Taco Bell Enchirito


  • 1 lbs ground beef
  • 1/4 tsp salt
  • 1 tsp chili powder
  • 1/2 Tbsp dried minced onion
  • 1 (30 oz.) can refried beans
  • 1/4 cup diced onion
  • 1 can La Victoria enchilada sauce
  • 2 1/2 cups shredded Cheddar cheese
  • 1 (2 oz.) can sliced black olives
  • 1 package (10-12 inch) flour tortillas


Slowly brown the ground beef in a skillet using a wooden spoon or spatula to separate the beef into pea-sized pieces. Add the salt, chili powder and minced onion.

With a mixer or potato masher, beat the refried beans until smooth. Heat beans in small saucepan or in microwave.

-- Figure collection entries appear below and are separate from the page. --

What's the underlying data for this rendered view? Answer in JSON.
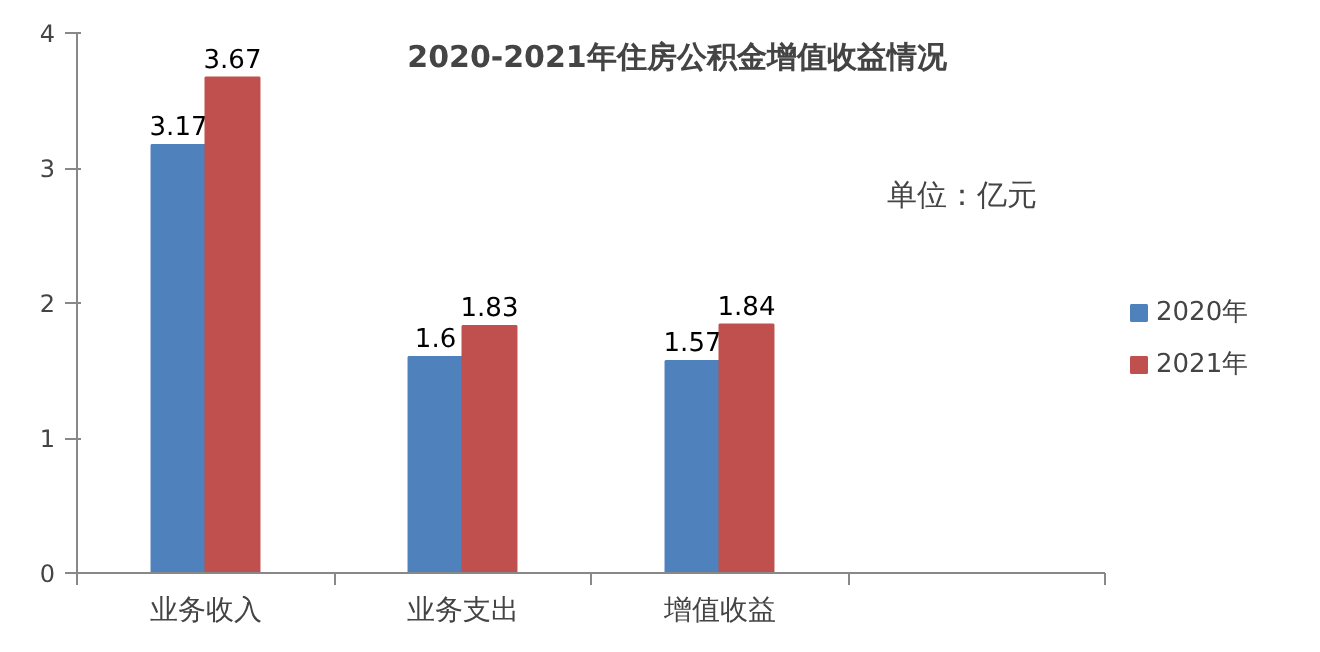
{
  "chart_data": {
    "type": "bar",
    "title": "2020-2021年住房公积金增值收益情况",
    "categories": [
      "业务收入",
      "业务支出",
      "增值收益",
      null
    ],
    "series": [
      {
        "name": "2020年",
        "color": "#4f81bd",
        "values": [
          3.17,
          1.6,
          1.57,
          null
        ]
      },
      {
        "name": "2021年",
        "color": "#c0504d",
        "values": [
          3.67,
          1.83,
          1.84,
          null
        ]
      }
    ],
    "ylim": [
      0,
      4
    ],
    "yticks": [
      0,
      1,
      2,
      3,
      4
    ],
    "grid": false,
    "legend": "right",
    "data_labels": true,
    "annotations": [
      "单位：亿元"
    ]
  }
}
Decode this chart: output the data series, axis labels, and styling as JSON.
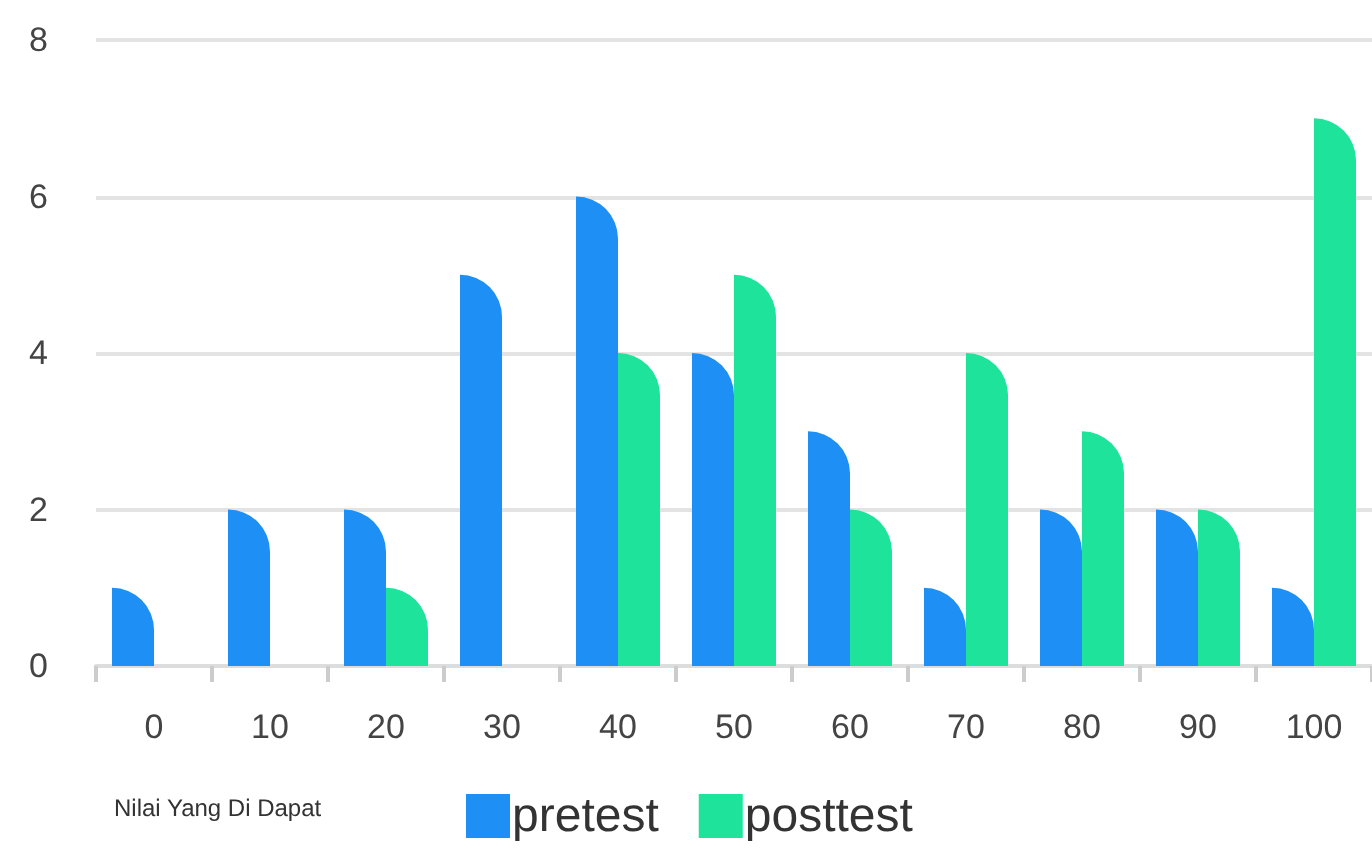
{
  "chart_data": {
    "type": "bar",
    "xlabel": "Nilai Yang Di Dapat",
    "categories": [
      "0",
      "10",
      "20",
      "30",
      "40",
      "50",
      "60",
      "70",
      "80",
      "90",
      "100"
    ],
    "series": [
      {
        "name": "pretest",
        "color": "#1e8ff5",
        "values": [
          1,
          2,
          2,
          5,
          6,
          4,
          3,
          1,
          2,
          2,
          1
        ]
      },
      {
        "name": "posttest",
        "color": "#1ee39b",
        "values": [
          0,
          0,
          1,
          0,
          4,
          5,
          2,
          4,
          3,
          2,
          7
        ]
      }
    ],
    "ylim": [
      0,
      8
    ],
    "yticks": [
      0,
      2,
      4,
      6,
      8
    ],
    "grid": "y",
    "legend": "bottom"
  }
}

Warm tortillas all at once in a covered container, or wrapped in moist towel in microwave. Heat on HIGH for 40 seconds or warm individually in skillet for 2 to 3 minutes per side.

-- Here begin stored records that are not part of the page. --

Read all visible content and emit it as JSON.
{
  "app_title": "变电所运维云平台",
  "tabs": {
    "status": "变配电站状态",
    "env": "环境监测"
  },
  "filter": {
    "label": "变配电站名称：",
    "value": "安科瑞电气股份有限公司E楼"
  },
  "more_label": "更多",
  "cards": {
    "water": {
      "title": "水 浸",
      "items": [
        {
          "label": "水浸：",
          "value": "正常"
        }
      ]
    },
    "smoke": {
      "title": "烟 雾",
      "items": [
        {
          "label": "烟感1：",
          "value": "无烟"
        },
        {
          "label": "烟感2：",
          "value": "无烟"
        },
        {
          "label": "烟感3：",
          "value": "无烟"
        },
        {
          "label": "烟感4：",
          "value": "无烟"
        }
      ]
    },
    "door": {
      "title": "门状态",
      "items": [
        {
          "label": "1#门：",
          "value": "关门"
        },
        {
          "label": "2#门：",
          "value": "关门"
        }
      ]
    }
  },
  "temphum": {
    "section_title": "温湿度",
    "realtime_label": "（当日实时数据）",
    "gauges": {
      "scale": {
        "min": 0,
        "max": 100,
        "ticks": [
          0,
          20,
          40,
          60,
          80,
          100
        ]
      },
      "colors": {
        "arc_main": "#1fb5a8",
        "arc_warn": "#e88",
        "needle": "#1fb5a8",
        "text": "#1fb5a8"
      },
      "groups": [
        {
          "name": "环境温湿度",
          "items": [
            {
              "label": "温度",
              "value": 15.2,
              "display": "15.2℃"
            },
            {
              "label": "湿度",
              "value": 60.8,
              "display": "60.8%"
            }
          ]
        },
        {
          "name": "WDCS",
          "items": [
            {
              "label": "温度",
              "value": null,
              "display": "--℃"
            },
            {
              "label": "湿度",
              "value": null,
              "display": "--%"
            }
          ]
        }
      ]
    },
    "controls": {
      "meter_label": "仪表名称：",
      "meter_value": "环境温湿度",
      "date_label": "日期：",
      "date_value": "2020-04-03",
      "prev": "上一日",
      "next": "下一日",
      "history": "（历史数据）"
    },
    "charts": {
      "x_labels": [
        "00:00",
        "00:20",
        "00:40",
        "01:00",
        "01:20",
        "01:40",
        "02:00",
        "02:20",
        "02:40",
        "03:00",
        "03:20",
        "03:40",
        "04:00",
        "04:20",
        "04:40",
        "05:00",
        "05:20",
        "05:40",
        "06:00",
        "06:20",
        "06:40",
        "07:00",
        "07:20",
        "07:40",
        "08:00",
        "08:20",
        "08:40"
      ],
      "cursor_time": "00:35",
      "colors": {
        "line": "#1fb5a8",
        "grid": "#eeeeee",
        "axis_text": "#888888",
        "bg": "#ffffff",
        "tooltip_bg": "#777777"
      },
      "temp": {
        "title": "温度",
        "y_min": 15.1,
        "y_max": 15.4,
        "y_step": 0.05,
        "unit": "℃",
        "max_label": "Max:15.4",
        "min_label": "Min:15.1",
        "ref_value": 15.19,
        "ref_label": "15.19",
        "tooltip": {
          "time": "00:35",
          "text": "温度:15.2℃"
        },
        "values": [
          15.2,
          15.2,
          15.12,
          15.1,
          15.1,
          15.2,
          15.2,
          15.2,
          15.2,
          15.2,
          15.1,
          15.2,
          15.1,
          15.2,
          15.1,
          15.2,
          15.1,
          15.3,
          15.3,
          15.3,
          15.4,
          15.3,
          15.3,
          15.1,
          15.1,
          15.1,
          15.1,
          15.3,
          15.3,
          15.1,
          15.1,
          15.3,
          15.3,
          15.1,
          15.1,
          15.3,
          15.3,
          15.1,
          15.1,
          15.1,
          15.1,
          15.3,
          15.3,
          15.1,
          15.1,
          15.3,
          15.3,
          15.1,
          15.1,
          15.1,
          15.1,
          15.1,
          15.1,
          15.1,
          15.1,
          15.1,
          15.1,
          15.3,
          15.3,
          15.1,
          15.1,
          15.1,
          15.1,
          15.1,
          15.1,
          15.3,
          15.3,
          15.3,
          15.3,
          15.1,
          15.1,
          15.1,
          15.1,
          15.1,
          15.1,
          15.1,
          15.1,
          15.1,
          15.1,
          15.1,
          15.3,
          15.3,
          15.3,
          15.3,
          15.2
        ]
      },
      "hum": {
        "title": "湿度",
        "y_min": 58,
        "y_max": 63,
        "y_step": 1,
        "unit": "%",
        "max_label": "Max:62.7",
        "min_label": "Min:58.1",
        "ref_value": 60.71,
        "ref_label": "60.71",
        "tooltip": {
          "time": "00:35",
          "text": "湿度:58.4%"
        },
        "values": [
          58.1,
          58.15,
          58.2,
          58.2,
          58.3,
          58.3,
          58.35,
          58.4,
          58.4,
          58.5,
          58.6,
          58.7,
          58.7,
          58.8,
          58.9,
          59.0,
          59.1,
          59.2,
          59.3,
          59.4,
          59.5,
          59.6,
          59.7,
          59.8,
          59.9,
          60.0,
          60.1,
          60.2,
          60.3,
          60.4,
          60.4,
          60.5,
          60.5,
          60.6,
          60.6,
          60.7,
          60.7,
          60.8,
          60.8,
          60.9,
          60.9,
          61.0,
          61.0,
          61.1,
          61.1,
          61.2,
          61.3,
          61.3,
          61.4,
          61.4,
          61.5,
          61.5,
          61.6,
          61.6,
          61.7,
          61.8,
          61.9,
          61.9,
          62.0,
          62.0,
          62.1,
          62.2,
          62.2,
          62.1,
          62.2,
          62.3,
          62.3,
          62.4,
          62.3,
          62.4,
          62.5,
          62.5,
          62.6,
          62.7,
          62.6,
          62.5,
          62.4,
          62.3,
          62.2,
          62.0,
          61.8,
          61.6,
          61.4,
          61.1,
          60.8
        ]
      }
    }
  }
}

Spoon 3 tablespoons of beef into the center of each tortilla. Sprinkle on 1/2 tsp diced fresh onion. Add 1/3 cup refried beans. Fold sides of each tortilla over the beans. Place the tortilla onto a plate. Spoon 3 Tbsp enchilada sauce over top of the tortilla. Sprinkle on 1/4 cup shredded cheese, and top with 3 olive slices.